Ucil yang kali ini mencium Pambudi.

Mereka berciuman. Lama. Paling nggak sampai orang di luar bilik mereka menghilang. Mereka nggak mau keluar dengan canggung karena ini. Pambudi mengecup sekilas kening Ucil, lalu turun ke mata, hidung, pipi gembilnya.... bahkan cowok jangkung yang nggak tahu sejak kapan jadi homo itu nggak segan-segan menggigit pipi Ucil. Ucil terkikik pelan. Setelahnya, Pambudi melumat bibir si cadel lagi. Dengan lidah juga.

Nggak tahu sejak kapan si iseng itu jadi mesum!

Pam... Pam...! Kapan kamu keluar dari sana kalau masih saja menikmati tingkah homomu? Bahkan Ucil yang pure homo saja nggak semesum ini! Oh-ho??

TBC

Oke, Pambudi fix homo.
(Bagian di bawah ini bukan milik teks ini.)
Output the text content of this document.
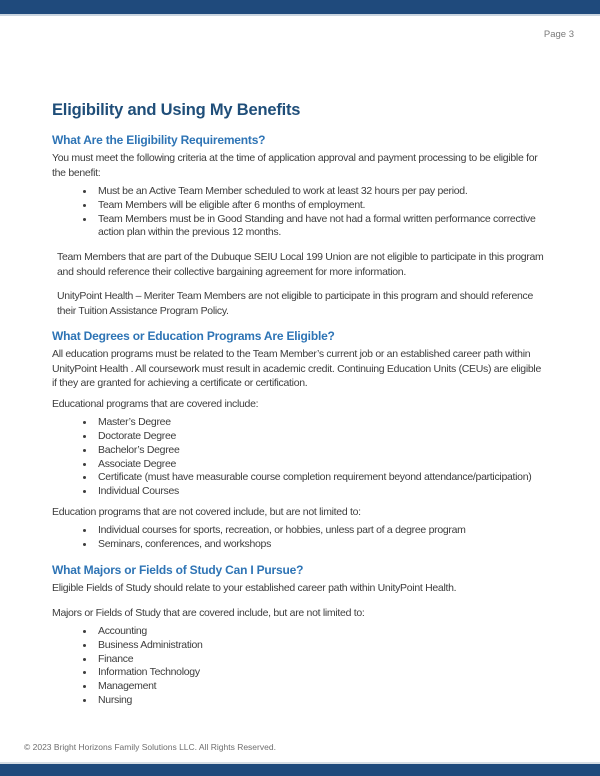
Page 3
Eligibility and Using My Benefits
What Are the Eligibility Requirements?

You must meet the following criteria at the time of application approval and payment processing to be eligible for the benefit:

• Must be an Active Team Member scheduled to work at least 32 hours per pay period.
• Team Members will be eligible after 6 months of employment.
• Team Members must be in Good Standing and have not had a formal written performance corrective action plan within the previous 12 months.

Team Members that are part of the Dubuque SEIU Local 199 Union are not eligible to participate in this program and should reference their collective bargaining agreement for more information.

UnityPoint Health – Meriter Team Members are not eligible to participate in this program and should reference their Tuition Assistance Program Policy.

What Degrees or Education Programs Are Eligible?

All education programs must be related to the Team Member’s current job or an established career path within UnityPoint Health . All coursework must result in academic credit. Continuing Education Units (CEUs) are eligible if they are granted for achieving a certificate or certification.

Educational programs that are covered include:

• Master’s Degree
• Doctorate Degree
• Bachelor’s Degree
• Associate Degree
• Certificate (must have measurable course completion requirement beyond attendance/participation)
• Individual Courses

Education programs that are not covered include, but are not limited to:

• Individual courses for sports, recreation, or hobbies, unless part of a degree program
• Seminars, conferences, and workshops
What Majors or Fields of Study Can I Pursue?

Eligible Fields of Study should relate to your established career path within UnityPoint Health.

Majors or Fields of Study that are covered include, but are not limited to:

• Accounting
• Business Administration
• Finance
• Information Technology
• Management
• Nursing
© 2023 Bright Horizons Family Solutions LLC. All Rights Reserved.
Kenapa kok dia jadi homo tiba-tiba? Nggak mungkin gitu kalau ada orang ngaku lurus yang tiba-tiba menghomokan dirinya sendiri? Jadi gini... mbak Gaachan sudah pernah survey lokasi... Eh? Maksudnya sudah pernah nanya ke temen yang awalnya lurus, kok tiba-tiba jadi belok. Hanya dalam waktu sehari. Alasannya adalah : Karena ketika terpuruk, hati otomatis jadi sensitif terhadap belaian dan hiburan orang lain. Hati secara otomatis akan bekerja sama dengan otak untuk mengingat orang itu. Kalau mau rayu orang, jangan pas dia seneng! Pas dia sedih, kamu datang... kamu bakalan selalu dia ingat. *itu kata dia* - kebenaran ajaran hanya milik Tuhan semata. Ini ajaran manusia, takut masih absurd. Sekian.